Once the changes to the parameters have been made in the above code, please save the code as image-detection-translator.py

===== 2. Create Virtual Environment and Run Python Script =====

== Step 1: Create a Virtual Environment ==

Navigate to your project folder or create a new one:

bash

mkdir my_project

cd my_project

Create the virtual environment:

bash

python -m venv venv

This creates a folder named venv that contains the isolated Python environment.

== Step 2: Activate the Virtual Environment ==

  * **Windows:**

bash

.\venv\Scripts\activate

  * **macOS/Linux:**

bash

source venv/bin/activate

Once activated, you should see the environment name (e.g., (venv)) in your terminal prompt.

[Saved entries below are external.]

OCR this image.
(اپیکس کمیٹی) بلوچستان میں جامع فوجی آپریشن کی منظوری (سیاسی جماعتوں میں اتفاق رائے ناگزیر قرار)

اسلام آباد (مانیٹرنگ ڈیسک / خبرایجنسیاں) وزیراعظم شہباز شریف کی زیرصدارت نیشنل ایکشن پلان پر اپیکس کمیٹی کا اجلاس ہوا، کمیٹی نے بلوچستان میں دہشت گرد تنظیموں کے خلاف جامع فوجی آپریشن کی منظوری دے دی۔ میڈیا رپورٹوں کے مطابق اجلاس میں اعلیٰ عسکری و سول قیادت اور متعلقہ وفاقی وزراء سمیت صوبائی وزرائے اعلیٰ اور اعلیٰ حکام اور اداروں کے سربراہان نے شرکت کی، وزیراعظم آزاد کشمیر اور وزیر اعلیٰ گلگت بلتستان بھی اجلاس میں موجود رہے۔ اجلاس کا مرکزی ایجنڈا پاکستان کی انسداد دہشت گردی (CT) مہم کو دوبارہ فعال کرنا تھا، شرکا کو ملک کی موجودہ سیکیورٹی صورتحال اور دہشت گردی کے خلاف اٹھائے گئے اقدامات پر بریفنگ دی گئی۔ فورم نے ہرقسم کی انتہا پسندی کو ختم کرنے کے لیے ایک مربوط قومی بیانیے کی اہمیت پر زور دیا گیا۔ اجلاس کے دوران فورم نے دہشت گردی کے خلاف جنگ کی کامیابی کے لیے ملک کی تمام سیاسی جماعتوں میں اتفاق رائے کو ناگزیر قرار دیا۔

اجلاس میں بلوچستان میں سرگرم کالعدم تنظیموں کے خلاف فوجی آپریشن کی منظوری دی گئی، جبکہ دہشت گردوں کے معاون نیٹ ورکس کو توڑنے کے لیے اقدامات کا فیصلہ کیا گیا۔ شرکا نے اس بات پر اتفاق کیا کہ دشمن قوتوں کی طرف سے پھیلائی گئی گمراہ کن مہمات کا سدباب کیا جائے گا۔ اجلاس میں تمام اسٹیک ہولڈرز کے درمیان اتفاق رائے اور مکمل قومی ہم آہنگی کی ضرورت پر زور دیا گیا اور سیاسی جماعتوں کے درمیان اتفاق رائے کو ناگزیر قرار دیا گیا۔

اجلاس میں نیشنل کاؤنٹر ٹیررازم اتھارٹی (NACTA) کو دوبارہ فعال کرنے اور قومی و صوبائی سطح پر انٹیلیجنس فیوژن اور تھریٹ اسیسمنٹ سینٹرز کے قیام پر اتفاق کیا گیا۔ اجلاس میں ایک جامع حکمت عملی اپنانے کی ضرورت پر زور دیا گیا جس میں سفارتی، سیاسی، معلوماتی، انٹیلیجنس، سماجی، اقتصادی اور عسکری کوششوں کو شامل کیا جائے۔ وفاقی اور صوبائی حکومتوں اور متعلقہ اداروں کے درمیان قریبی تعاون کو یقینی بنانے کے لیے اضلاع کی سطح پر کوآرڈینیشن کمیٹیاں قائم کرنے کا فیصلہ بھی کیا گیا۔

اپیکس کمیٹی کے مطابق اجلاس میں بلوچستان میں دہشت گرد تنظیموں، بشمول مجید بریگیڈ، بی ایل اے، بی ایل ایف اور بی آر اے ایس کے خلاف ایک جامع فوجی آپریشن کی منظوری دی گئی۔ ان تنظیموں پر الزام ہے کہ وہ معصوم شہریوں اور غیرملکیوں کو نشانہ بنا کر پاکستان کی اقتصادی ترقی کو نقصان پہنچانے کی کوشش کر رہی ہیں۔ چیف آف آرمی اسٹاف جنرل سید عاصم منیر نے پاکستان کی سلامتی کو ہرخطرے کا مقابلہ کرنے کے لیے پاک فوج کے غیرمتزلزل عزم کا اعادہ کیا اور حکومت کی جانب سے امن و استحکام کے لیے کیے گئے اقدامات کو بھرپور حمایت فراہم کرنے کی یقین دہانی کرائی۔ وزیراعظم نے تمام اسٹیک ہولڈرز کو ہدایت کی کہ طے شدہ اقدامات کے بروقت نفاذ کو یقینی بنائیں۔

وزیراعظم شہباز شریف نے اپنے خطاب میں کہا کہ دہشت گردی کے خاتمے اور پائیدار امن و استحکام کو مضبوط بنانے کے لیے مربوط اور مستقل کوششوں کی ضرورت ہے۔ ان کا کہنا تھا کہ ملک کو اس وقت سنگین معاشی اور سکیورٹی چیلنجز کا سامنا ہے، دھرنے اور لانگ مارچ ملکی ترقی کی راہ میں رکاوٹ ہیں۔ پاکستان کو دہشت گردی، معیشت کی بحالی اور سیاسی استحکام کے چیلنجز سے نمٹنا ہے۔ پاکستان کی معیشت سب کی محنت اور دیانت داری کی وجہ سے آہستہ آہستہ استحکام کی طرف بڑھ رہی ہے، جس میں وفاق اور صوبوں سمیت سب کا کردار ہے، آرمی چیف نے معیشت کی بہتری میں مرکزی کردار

== Step 3: Install Required Packages ==

Install any dependencies your script needs using pip. For example:

bash

pip install requests azure-cognitiveservices-vision-computervision

You can also install from a requirements.txt file:

bash

pip install -r requirements.txt

== Step 4: Run Your Python Script ==

Place your script (e.g., main.py) in the project directory, then run:

bash

python image-detection-translator.py

== Step 5: Upload Images to Translate ==

{{:wiki:ai:text-translate.png?400}}

Once the script has been run, select your local image files (png, jpeg, etc.) and it will pull the text from those images and translate it to English.